Mittwoch, 20.15 Uhr, ARD

"Die Keimidee zu diesem Film ist eine nebelhafte Erinnerung an ein Ereignis aus den Fünfzigern aus meiner Heimatgegend. Damals verschwand eine Frau aus der bürgerlichen Gesellschaft auf rätselhafte Weise", sagt der Autor und Regisseur dieses schwergängigen Films, Oliver Storz, 80. Ein karrieristischer Bürgermeister (Stefan Kurt) will in der Wirtschaftswunderwelt nicht mehr an die Verstrickungen während des Krieges erinnert werden. Aber das Trauma seiner im Lager misshandelten Frau (sexy: Karoline Eichhorn) und ein ehemaliger Kriegskamerad (Matthias Brandt) reißen alte Wunden auf. Die guten Schauspieler schaffen es leider nicht, das Lehrhafte und Papierene der Dialoge ("Wer trauert, hat keine Angst") zu verdrängen.

Zwölf Winter

Freitag, 21.00 Uhr, Arte

So lange treibt ein Gangstertrupp sein Unwesen quer durch Westdeutschland. Nach Motiven einer realen Bankraubserie wurde der Film (Buch / Regie: Thomas Stiller) in Szene gesetzt. Er beschränkt sich dabei nicht auf einen spannenden Ablauf in Gangstermovie-Manier. Die ehemaligen Knackis Klaus (Axel Prahl) und Mike (Jürgen Vogel) treffen sich nach ihrer Entlassung wieder und planen den perfekten Bankraub. Die Kriminalbeamten (Wotan Wilke Möhring, Matthias Koeberlin) tappen im Dunkeln und bleiben doch hartnäckig. Der Film zeigt ohne kitschige Umwege komische wie tragische Momente aus dem Leben der Räuber und Gendarmen, die jenseits des Krimi-Ablaufs als Charaktere sichtbar werden. Sie kämpfen mit dem Tod, der Liebe und ihren eigenen Ängsten. "Zwölf Winter" kommt ohne übertriebene Mimik und Gestik aus und besticht mit leisen Momenten, die in ihrer Zurückhaltung umso stärker wirken.

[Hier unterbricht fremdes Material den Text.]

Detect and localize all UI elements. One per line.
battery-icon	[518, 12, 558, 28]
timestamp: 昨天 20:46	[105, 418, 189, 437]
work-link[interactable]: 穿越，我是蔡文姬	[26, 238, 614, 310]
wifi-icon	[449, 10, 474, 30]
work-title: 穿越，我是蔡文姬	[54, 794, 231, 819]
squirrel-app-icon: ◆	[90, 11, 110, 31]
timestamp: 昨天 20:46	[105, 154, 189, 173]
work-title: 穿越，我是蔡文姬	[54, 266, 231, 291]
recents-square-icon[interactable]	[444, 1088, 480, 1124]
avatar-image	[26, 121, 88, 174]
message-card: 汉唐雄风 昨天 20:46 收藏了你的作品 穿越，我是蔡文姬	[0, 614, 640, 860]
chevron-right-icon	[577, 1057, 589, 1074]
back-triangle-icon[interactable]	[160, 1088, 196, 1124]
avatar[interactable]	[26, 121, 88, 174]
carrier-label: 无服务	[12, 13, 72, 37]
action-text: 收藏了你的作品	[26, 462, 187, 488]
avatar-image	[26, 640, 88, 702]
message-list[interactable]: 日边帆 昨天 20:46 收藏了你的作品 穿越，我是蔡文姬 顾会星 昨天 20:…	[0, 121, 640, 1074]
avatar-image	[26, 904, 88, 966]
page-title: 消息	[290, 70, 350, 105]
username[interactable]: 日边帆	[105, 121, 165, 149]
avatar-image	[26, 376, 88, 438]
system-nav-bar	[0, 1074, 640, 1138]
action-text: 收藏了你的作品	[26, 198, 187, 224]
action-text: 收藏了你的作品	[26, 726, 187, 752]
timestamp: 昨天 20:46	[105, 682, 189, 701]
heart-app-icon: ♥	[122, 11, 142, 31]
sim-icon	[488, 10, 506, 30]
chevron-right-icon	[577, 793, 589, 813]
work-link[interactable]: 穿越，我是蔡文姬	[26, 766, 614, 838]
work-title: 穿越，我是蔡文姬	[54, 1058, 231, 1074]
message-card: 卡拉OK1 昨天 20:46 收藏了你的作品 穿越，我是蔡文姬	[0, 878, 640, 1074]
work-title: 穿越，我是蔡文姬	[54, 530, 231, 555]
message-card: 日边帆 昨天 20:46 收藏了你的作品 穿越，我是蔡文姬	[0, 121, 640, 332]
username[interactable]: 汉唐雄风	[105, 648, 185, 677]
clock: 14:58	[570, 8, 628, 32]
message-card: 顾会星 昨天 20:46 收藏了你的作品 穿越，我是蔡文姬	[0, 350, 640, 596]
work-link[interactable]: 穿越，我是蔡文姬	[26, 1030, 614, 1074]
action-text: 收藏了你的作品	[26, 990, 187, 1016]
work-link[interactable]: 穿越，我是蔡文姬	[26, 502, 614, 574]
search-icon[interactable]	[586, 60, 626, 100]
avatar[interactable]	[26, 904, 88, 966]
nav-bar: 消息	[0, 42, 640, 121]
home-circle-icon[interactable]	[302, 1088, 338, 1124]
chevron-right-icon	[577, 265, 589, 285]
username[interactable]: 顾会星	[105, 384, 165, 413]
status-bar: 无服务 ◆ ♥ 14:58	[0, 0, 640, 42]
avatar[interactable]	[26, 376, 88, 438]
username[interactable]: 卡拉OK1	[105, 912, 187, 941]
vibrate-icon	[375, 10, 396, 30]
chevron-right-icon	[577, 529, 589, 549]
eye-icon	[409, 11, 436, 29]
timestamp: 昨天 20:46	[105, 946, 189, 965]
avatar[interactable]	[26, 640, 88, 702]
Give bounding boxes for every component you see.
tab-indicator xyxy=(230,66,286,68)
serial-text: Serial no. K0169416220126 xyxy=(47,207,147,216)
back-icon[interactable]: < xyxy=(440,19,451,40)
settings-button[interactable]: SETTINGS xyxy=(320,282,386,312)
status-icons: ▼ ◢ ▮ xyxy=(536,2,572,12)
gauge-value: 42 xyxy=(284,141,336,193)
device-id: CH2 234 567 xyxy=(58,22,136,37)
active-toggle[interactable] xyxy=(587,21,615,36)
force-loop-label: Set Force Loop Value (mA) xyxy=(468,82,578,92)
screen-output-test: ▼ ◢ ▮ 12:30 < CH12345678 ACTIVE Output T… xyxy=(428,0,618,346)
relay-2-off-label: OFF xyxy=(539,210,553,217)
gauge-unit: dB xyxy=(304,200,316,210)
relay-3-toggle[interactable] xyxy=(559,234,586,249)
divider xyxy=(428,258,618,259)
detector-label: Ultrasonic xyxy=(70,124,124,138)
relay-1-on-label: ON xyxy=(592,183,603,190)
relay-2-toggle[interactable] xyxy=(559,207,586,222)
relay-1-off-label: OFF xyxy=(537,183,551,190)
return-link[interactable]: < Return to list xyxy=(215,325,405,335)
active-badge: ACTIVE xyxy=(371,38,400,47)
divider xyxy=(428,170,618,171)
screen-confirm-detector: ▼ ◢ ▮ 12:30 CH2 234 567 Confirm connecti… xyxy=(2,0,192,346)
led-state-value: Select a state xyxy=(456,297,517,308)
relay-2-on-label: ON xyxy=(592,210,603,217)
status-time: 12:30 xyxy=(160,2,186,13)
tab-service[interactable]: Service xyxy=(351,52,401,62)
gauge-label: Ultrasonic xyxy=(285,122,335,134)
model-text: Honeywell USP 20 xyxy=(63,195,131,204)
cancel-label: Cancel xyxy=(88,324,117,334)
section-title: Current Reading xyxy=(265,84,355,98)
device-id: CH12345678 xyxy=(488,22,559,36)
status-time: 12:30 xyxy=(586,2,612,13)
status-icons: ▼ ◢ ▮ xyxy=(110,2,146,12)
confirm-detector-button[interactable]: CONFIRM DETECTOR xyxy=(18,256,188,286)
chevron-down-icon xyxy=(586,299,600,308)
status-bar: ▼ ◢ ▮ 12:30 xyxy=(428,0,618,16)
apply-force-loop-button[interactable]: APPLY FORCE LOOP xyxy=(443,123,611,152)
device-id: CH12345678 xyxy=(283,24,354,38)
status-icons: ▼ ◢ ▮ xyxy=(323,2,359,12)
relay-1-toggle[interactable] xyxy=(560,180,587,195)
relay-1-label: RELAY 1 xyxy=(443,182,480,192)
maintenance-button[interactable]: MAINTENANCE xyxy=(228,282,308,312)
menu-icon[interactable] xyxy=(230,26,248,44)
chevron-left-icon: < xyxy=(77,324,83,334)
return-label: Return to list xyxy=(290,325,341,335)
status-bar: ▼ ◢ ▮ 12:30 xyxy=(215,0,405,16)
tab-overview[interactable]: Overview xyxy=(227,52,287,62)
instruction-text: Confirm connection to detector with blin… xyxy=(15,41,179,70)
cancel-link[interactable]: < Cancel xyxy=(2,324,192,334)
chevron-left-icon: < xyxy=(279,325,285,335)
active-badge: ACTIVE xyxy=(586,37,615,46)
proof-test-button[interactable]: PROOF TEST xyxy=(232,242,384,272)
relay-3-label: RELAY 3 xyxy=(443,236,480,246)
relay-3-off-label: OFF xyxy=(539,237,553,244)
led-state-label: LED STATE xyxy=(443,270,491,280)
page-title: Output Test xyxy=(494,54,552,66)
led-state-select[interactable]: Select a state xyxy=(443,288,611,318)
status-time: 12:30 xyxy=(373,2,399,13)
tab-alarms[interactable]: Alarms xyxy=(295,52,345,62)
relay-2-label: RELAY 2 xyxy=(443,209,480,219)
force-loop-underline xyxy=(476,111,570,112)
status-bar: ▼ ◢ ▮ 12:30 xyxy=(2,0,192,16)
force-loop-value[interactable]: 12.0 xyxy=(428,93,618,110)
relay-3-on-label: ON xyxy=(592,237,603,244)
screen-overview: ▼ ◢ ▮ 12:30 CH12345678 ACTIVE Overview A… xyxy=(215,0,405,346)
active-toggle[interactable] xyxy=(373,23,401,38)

Tatort: Borowski und die heile Welt

Sonntag, 20.15 Uhr, ARD

Einer der besten Krimis aus Kiel mit dem in Liebesdingen unbeholfenen Kommissar Borowski (Axel Milberg) und seiner melusinenhaften Psycho-Kollegin (Maren Eggert). Wer hat die erstickt aufgefundene Tochter misshandelt und ermordet? Die verkrachten Eltern (Katharina Wackernagel, Fabian Hinrichs)? Oder jemand anderes? Das Buch (Elke Schuch, Marc Blöbaum) und die Regie (Florian Froschmayer) zwingen alle Darsteller zu intensivem Kammerspiel und zur Vermeidung jeglicher Klischees.